O texto é apresentado como uma “biografia baseada em anedotas”, segundo o próprio Infantino em posfácio. A formatação é fragmentada, com linhas aparecendo em trechos distintos, lembrando notas de conferência ou diretrizes internas.
A obra não tem, segundo a crítica, uma linha de confissão direta. A voz do livro costuma flutuar entre elogios ao próprio papel de Infantino e descrições de ações no universo do futebol mundial.

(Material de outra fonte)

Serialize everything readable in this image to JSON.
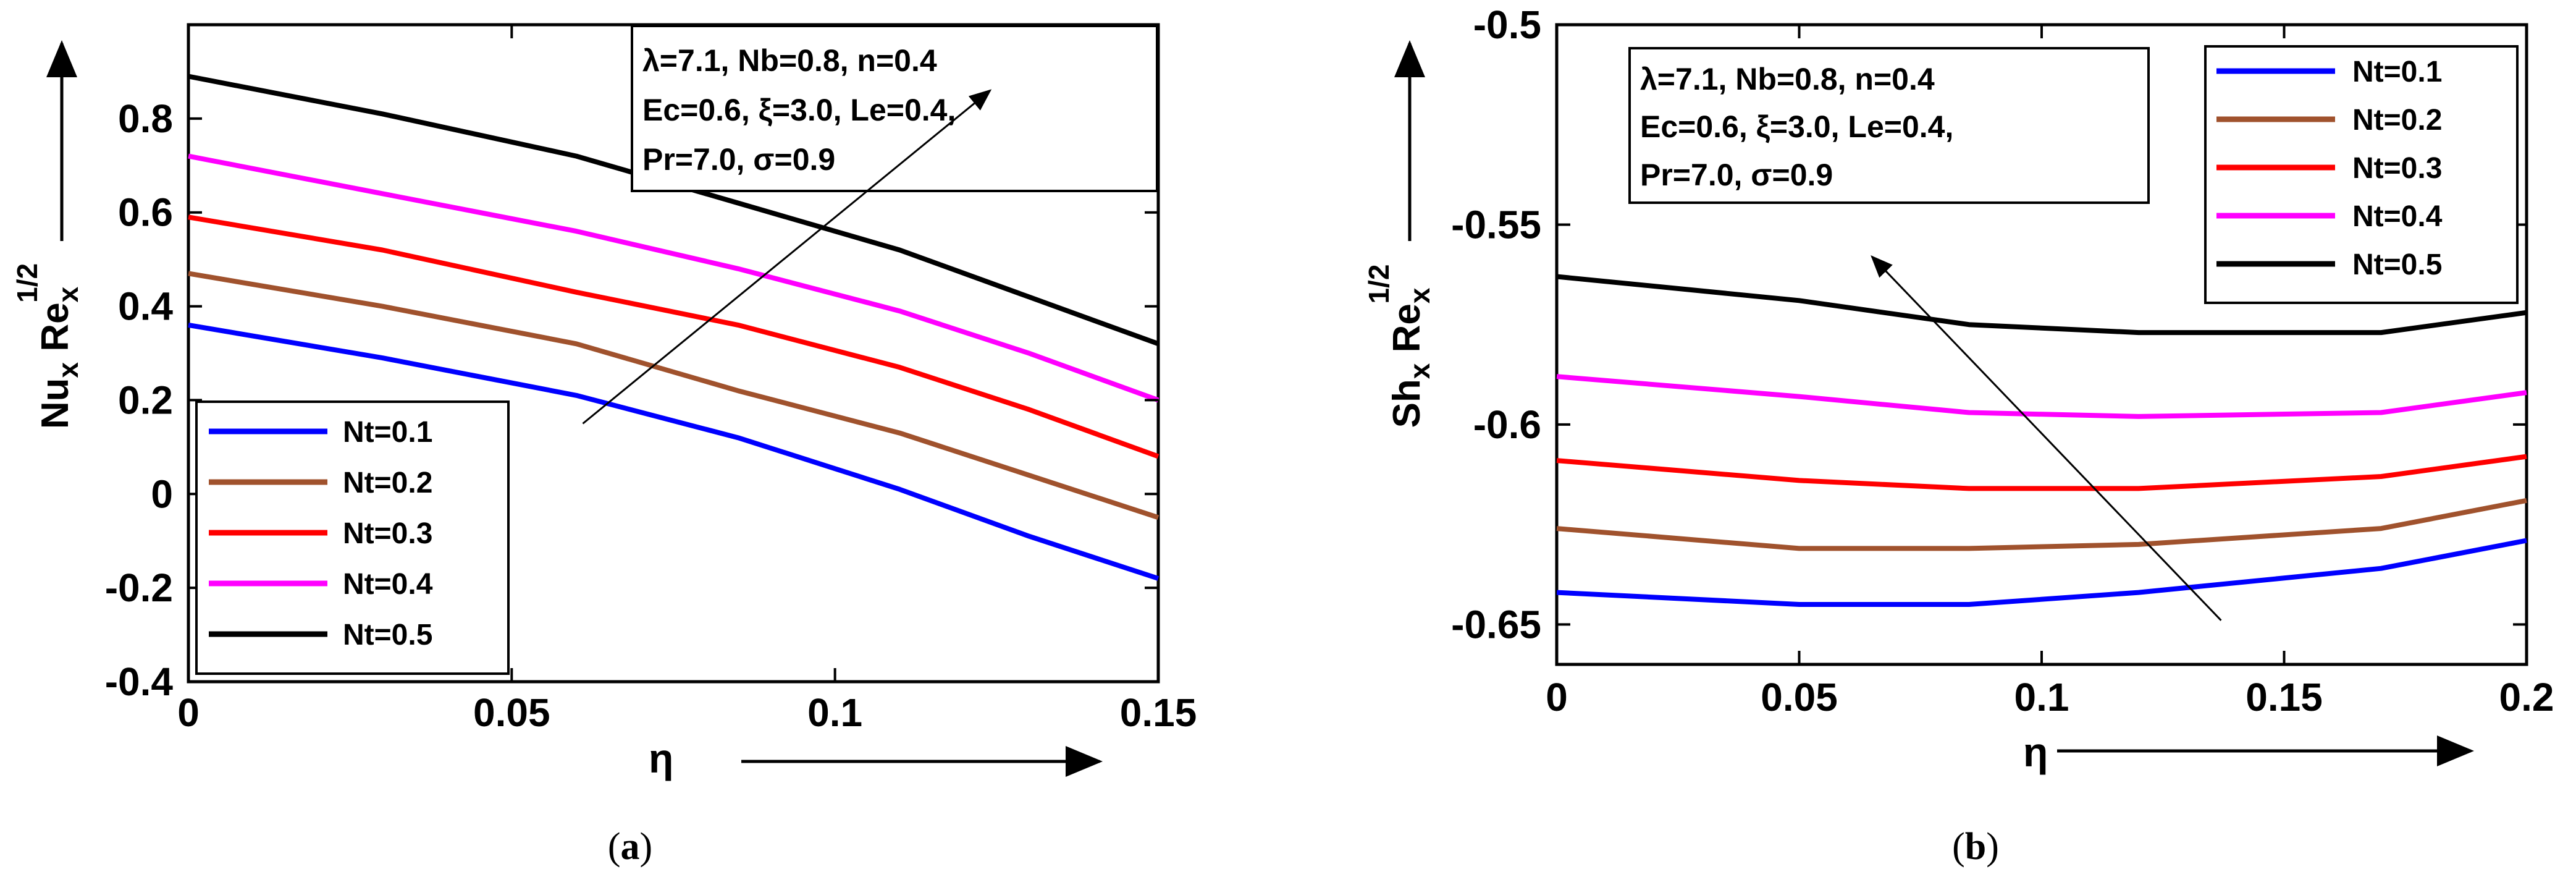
{
  "chart_data": [
    {
      "id": "a",
      "type": "line",
      "caption_letter": "a",
      "xlabel": "η",
      "ylabel_main": "Nu",
      "ylabel_sub": "x",
      "ylabel_re": " Re",
      "ylabel_re_sub": "x",
      "ylabel_sup": "1/2",
      "xlim": [
        0,
        0.15
      ],
      "ylim": [
        -0.4,
        1.0
      ],
      "xticks": [
        0,
        0.05,
        0.1,
        0.15
      ],
      "xtick_labels": [
        "0",
        "0.05",
        "0.1",
        "0.15"
      ],
      "yticks": [
        -0.4,
        -0.2,
        0,
        0.2,
        0.4,
        0.6,
        0.8
      ],
      "ytick_labels": [
        "-0.4",
        "-0.2",
        "0",
        "0.2",
        "0.4",
        "0.6",
        "0.8"
      ],
      "annotation_lines": [
        "λ=7.1, Nb=0.8, n=0.4",
        "Ec=0.6, ξ=3.0, Le=0.4,",
        "Pr=7.0, σ=0.9"
      ],
      "legend_position": "bottom-left",
      "trend_arrow": {
        "from": [
          0.061,
          0.15
        ],
        "to": [
          0.124,
          0.86
        ]
      },
      "series": [
        {
          "name": "Nt=0.1",
          "color": "#0000ff",
          "x": [
            0,
            0.03,
            0.06,
            0.085,
            0.11,
            0.13,
            0.15
          ],
          "y": [
            0.36,
            0.29,
            0.21,
            0.12,
            0.01,
            -0.09,
            -0.18
          ]
        },
        {
          "name": "Nt=0.2",
          "color": "#a0522d",
          "x": [
            0,
            0.03,
            0.06,
            0.085,
            0.11,
            0.13,
            0.15
          ],
          "y": [
            0.47,
            0.4,
            0.32,
            0.22,
            0.13,
            0.04,
            -0.05
          ]
        },
        {
          "name": "Nt=0.3",
          "color": "#ff0000",
          "x": [
            0,
            0.03,
            0.06,
            0.085,
            0.11,
            0.13,
            0.15
          ],
          "y": [
            0.59,
            0.52,
            0.43,
            0.36,
            0.27,
            0.18,
            0.08
          ]
        },
        {
          "name": "Nt=0.4",
          "color": "#ff00ff",
          "x": [
            0,
            0.03,
            0.06,
            0.085,
            0.11,
            0.13,
            0.15
          ],
          "y": [
            0.72,
            0.64,
            0.56,
            0.48,
            0.39,
            0.3,
            0.2
          ]
        },
        {
          "name": "Nt=0.5",
          "color": "#000000",
          "x": [
            0,
            0.03,
            0.06,
            0.085,
            0.11,
            0.13,
            0.15
          ],
          "y": [
            0.89,
            0.81,
            0.72,
            0.62,
            0.52,
            0.42,
            0.32
          ]
        }
      ]
    },
    {
      "id": "b",
      "type": "line",
      "caption_letter": "b",
      "xlabel": "η",
      "ylabel_main": "Sh",
      "ylabel_sub": "x",
      "ylabel_re": " Re",
      "ylabel_re_sub": "x",
      "ylabel_sup": "1/2",
      "xlim": [
        0,
        0.2
      ],
      "ylim": [
        -0.66,
        -0.5
      ],
      "xticks": [
        0,
        0.05,
        0.1,
        0.15,
        0.2
      ],
      "xtick_labels": [
        "0",
        "0.05",
        "0.1",
        "0.15",
        "0.2"
      ],
      "yticks": [
        -0.65,
        -0.6,
        -0.55,
        -0.5
      ],
      "ytick_labels": [
        "-0.65",
        "-0.6",
        "-0.55",
        "-0.5"
      ],
      "annotation_lines": [
        "λ=7.1, Nb=0.8, n=0.4",
        "Ec=0.6, ξ=3.0, Le=0.4,",
        "Pr=7.0, σ=0.9"
      ],
      "legend_position": "top-right",
      "trend_arrow": {
        "from": [
          0.137,
          -0.649
        ],
        "to": [
          0.065,
          -0.558
        ]
      },
      "series": [
        {
          "name": "Nt=0.1",
          "color": "#0000ff",
          "x": [
            0,
            0.05,
            0.085,
            0.12,
            0.17,
            0.2
          ],
          "y": [
            -0.642,
            -0.645,
            -0.645,
            -0.642,
            -0.636,
            -0.629
          ]
        },
        {
          "name": "Nt=0.2",
          "color": "#a0522d",
          "x": [
            0,
            0.05,
            0.085,
            0.12,
            0.17,
            0.2
          ],
          "y": [
            -0.626,
            -0.631,
            -0.631,
            -0.63,
            -0.626,
            -0.619
          ]
        },
        {
          "name": "Nt=0.3",
          "color": "#ff0000",
          "x": [
            0,
            0.05,
            0.085,
            0.12,
            0.17,
            0.2
          ],
          "y": [
            -0.609,
            -0.614,
            -0.616,
            -0.616,
            -0.613,
            -0.608
          ]
        },
        {
          "name": "Nt=0.4",
          "color": "#ff00ff",
          "x": [
            0,
            0.05,
            0.085,
            0.12,
            0.17,
            0.2
          ],
          "y": [
            -0.588,
            -0.593,
            -0.597,
            -0.598,
            -0.597,
            -0.592
          ]
        },
        {
          "name": "Nt=0.5",
          "color": "#000000",
          "x": [
            0,
            0.05,
            0.085,
            0.12,
            0.17,
            0.2
          ],
          "y": [
            -0.563,
            -0.569,
            -0.575,
            -0.577,
            -0.577,
            -0.572
          ]
        }
      ]
    }
  ]
}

O tom é mais de declaração de missão do que de retrato mínimo de fatos.
Alciato assina a construção, e o Foreword indica a visão do presidente: Infantino tenta relacionar o poder com a esfera do esporte. O conteúdo cita a aproximação com estrelas e momentos de viagem institucional, sem narrar em primeira pessoa.
Críticos apontam que o livro dedica espaço excessivo a imagens públicas, encontros com figuras do futebol e episódios de viagens. A narrativa concentra-se em destacar a influência de Infantino na gestão da FIFA.
No aspecto temático, o volume aborda temas como corrupção, mudanças no formato de competições e a relação entre finanças e esportes. A obra promete oferecer contexto sobre o momento de transição do futebol global.
Imagens de capa e referências visuais aparecem com frequência, incluindo registro de Infantino junto a estrelas do esporte. O material gráfico reforça o retrato de liderança em posição central, conforme a estética divulgada pela publicação.
Forma, formato e foco
O formato da obra é descrito como pouco convencional, com trechos curtos e uma sequência de anedotas. A escolha de publicação interna e de edição associada à FIFA gerou discussões sobre independência editorial.